The ministry notes that particularly the part on proportionality has not yet been approved by the federal government as a whole (at the cabinet level). Other ministries also have a say, even though the Federal Ministry of Justice is primarily in charge of patent policy.
The Federal Minister of Justice, Christine Lambrecht, is an SPD (Social Democratic Party of Germany) politician. But the SPD is only the junior partner in a coalition with Federal Chancellor Angela Merkel's CDU (Christian Democratic Union) and its sister party, the CSU (Christian Social Union), which runs for election only in Bavaria. Ultimately the Federal Chancellor could veto anything at the cabinet table.
Even if the cabinet agrees on a bill, it's the legislature that has the final say. In the German Bundestag (Federal Parliament), the CDU's rapporteur on this piece of legislation, Ingmar Jung, organized a conference call in April on which he made it abundantly clear that he opposes a general proportionality requirement: instead, he wants the denial of injunctive relief to be a very rare exception. He didn't say so, but made it sound like a one-in-a-million outlier.
If the government coalition parties (CDU, CSU, SPD) can easily find common ground, they can accelerate the process and make a formal decision in a matter of months.

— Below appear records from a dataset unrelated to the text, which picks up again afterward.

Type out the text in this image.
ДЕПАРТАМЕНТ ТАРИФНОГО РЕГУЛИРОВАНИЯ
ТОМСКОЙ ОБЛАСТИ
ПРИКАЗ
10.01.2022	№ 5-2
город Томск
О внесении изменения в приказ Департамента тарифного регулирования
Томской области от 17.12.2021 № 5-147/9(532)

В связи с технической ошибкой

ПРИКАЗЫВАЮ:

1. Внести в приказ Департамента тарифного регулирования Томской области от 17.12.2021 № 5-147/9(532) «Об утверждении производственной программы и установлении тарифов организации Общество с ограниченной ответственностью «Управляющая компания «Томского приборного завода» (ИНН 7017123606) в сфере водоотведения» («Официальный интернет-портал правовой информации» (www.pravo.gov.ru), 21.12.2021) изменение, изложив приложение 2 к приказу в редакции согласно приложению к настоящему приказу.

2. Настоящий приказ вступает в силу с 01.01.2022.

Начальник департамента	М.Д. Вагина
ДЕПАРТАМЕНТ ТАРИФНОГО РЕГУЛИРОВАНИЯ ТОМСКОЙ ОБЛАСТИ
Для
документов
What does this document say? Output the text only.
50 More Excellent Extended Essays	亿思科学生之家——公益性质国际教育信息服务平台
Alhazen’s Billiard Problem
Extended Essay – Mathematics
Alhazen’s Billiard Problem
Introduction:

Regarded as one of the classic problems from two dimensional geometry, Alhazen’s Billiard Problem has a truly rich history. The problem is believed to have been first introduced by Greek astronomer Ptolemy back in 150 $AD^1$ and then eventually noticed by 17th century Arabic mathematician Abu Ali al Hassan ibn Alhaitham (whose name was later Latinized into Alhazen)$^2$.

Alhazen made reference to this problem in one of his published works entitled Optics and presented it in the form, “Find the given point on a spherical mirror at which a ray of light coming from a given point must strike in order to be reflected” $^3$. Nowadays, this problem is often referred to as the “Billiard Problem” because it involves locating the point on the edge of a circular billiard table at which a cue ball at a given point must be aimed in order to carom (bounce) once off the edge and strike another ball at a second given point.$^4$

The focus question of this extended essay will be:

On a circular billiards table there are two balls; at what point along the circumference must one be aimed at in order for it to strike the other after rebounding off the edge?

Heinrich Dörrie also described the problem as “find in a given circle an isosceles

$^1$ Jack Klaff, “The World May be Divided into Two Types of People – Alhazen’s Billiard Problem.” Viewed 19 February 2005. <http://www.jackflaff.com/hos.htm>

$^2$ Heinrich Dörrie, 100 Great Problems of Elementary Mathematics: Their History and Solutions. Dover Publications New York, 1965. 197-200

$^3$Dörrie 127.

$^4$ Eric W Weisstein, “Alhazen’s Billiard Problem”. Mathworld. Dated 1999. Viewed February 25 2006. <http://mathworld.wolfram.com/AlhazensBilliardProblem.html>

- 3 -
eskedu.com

But if they hit a snag, there's also the possibility of no reform happening (or maybe a purely technical one that would address non-controversial housekeeping issues while not touching on the delicate subject of injunctive relief).
The coronavirus crisis and its economic fallout also pose a risk that other topics may be prioritized at the expense of patent injunction reform.
Whatever may or may not come out of the proposal during this term, and even if the ministry had to modify the text in response to the feedback due later this month, one thing can be said: the executive government's patent policy experts have lost their faith in the German patent judiciary. They have apparently understood that from the lower courts all the way up to the Federal Court of Justice, there's near-total insensitivity to the public interest and no commitment to balance. The system is out of control, irresponsibly and self-servingly pursuing its own interests at the expense of the economy at large and society.